Le piano est ton instrument de prédilection, c’est à partir de là que tu composes ? La musique vient avec les textes ?
Klô Pelgag : Oui, c’est ça. C’est surtout avec le piano, même si quelques chansons démarrent à la guitare aussi, c’est vraiment avec cet instrument-là que je suis le plus en cohésion.
On reproche souvent à la chanson française de donner plus d’importance aux textes qu’à la musique, en écoutant ton album on se dit que pour toi les deux en ont autant?
Klô Pelgag : Absolument, mais je ne pense pas vraiment venir d’une tradition de la chanson française. Je vois vraiment ça comme un tout. Musique, mots, spectacle, ces trois visions vont ensemble pour moi, mais ne se définissent pas nécessairement par le passé.
Sur ton album il est question de fleurs, d’étoiles, voulais-tu le concevoir en t’appuyant sur un concept lié aux éléments naturels ?
Klô Pelgag : Non ! Je n’avais pas de concept et ce disque n’est vraiment pas conceptuel pour moi. Il y a une ligne naturelle qui s’est construite, puisque c’est le deuxième album, il a été écrit dans un plus court laps de temps, entre un et deux ans. Je pense qu’on a tous nos obsessions, des thèmes qui nous font plus vibrer, il y a donc des choses qui reviennent comme le rapport au ciel, aux étoiles, ce qui est plus grand que nous.
Tu as vraiment visité le Musée Grévin ? J’ai l’impression que tu n’as pas vraiment aimé !
Klô Pelgag : Je ne l’ai pas visité mais j’ai vu tellement de publicités, parce qu’il y en a un nouveau qui vient d’ouvrir à Montréal. Et je trouve ces pubs affreuses. Je suis allée au musée de cire à New York par exemple mais je trouve ça ridicule. C’est très représentatif de l’art du temps, de se prendre en photo avec plein de gens figés qui ne sont pas vivants pour montrer qu’on est un petit peu plus proche que l’on était d’eux, mais pas vraiment en fait ! C’est étrange… Je trouve ça choquant et un peu drôle en même temps, mais surtout déprimant !

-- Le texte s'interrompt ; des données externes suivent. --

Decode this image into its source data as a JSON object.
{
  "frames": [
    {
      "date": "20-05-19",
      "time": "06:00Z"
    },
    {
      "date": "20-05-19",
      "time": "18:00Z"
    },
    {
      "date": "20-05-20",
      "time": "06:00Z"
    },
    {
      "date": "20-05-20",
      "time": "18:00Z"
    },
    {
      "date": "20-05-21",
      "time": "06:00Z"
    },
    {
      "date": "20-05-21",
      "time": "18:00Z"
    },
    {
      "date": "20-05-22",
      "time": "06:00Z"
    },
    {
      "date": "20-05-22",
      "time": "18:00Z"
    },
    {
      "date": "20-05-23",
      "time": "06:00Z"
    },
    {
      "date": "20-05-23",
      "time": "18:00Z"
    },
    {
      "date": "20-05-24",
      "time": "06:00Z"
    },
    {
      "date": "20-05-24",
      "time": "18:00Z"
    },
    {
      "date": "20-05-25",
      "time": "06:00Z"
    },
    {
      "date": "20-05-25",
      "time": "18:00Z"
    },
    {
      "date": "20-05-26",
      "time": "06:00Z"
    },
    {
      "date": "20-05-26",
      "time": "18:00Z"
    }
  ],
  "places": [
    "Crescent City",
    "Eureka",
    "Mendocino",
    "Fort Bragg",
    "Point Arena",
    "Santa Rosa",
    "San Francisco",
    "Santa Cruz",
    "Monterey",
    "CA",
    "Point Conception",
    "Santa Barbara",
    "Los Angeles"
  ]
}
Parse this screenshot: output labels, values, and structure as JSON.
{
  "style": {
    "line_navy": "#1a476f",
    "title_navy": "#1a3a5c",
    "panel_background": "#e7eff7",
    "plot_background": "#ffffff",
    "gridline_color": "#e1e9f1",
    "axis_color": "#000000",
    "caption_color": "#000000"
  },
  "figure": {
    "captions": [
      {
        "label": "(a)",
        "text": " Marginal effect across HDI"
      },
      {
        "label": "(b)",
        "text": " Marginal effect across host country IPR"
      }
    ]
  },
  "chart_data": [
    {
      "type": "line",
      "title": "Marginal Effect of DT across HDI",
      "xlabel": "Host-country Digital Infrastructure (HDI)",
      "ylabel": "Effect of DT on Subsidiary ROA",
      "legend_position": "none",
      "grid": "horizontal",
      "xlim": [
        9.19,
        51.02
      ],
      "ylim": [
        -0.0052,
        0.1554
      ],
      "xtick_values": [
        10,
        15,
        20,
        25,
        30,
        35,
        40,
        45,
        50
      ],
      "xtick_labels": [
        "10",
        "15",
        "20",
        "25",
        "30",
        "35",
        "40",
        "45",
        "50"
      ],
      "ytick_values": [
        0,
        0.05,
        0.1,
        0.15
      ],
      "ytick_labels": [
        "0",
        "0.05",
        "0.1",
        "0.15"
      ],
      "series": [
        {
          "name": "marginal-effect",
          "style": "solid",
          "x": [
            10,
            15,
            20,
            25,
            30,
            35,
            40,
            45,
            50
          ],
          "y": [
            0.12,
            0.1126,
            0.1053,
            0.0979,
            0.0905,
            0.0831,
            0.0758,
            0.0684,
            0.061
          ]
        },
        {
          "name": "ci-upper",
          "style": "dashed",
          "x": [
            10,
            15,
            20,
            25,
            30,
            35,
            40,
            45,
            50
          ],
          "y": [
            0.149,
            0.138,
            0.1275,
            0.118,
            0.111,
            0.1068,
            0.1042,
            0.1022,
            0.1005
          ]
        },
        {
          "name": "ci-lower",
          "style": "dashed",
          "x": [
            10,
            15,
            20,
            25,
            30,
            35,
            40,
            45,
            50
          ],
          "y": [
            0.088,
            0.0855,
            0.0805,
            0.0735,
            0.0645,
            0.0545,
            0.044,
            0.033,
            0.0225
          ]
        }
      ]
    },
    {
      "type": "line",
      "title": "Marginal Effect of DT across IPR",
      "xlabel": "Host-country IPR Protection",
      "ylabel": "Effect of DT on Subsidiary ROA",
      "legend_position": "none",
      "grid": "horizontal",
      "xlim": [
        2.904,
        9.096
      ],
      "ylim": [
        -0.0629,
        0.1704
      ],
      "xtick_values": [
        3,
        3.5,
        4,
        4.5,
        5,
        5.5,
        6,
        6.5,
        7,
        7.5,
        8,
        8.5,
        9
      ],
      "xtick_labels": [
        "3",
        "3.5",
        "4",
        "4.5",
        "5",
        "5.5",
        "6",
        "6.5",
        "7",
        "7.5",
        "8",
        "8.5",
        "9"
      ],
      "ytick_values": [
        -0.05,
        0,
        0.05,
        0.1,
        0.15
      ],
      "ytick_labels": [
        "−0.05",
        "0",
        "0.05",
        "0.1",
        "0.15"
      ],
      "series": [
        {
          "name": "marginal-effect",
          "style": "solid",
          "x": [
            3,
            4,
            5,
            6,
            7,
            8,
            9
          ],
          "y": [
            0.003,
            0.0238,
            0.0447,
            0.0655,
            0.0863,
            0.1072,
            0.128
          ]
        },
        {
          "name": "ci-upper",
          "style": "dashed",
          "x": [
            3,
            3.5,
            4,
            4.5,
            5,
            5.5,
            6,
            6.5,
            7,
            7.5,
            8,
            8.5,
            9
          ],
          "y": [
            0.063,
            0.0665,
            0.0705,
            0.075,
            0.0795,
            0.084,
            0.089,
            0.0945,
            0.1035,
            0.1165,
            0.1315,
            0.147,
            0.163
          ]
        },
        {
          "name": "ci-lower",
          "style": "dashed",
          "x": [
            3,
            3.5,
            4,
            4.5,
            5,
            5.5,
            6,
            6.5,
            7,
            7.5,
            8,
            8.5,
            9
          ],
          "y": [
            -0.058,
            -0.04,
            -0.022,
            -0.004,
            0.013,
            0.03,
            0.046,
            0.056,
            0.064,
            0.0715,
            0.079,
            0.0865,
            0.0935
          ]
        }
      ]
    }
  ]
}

Tu essaies également d’intégrer l’image dans tes textes en jouant beaucoup avec les métaphores, comme « manger des flocons de tempête », « aller boire aux nuages » ou « J’implose en constellations ». Cette musique très imagée c’est quelque chose qui te définit ?
Klô Pelgag : Oui, je pense que c’est mon langage, celui dans lequel je me reconnais le plus, qui me fait vibrer et surtout du bien. C’est un langage intérieur. Tout le monde a sa propre poésie en quelque sorte et celle-ci c’est la mienne. C’est vraiment plus imagé que la norme peut-être mais ce n’est pas moins réel pour autant. C’est juste amené d’une autre façon que je trouve personnellement aussi directe en fait.
Justement comment peut-on interpréter le titre de l’album « L’Étoile Thoracique » ?
Klô Pelgag : Pour moi c’est le cœur. On peut l’interpréter comme ça ou de différentes façons. C’est pour ça que je n’aime pas vraiment expliquer ce que tout veut dire parce que ça bloque un peu l’élan que les gens auront pour trouver leur propre sens là-dedans.
Je me demandais quand même aussi ce qu’était un « ferrofluide-fleur » ? Ferrofluide c’est un terme qui existe je crois ?
Klô Pelgag : Oui, en allant faire un petit voyage sur Google ou YouTube on peut découvrir que les ferrofluides c’est un concept scientifique de nanoparticules qui est très, très complexe, presque irréel. C’est lié aux champs magnétiques, et moi je trouve que ça ressemble à des fleurs en fait. Cette phrase c’est un peu une observation, et ce n’est même pas moi qui l’ai écrite, car j’ai fait cette chanson en collaboration avec un autre artiste qui s’appelle Violett Pi. J’aimais tellement cette phrase que je lui ai empruntée.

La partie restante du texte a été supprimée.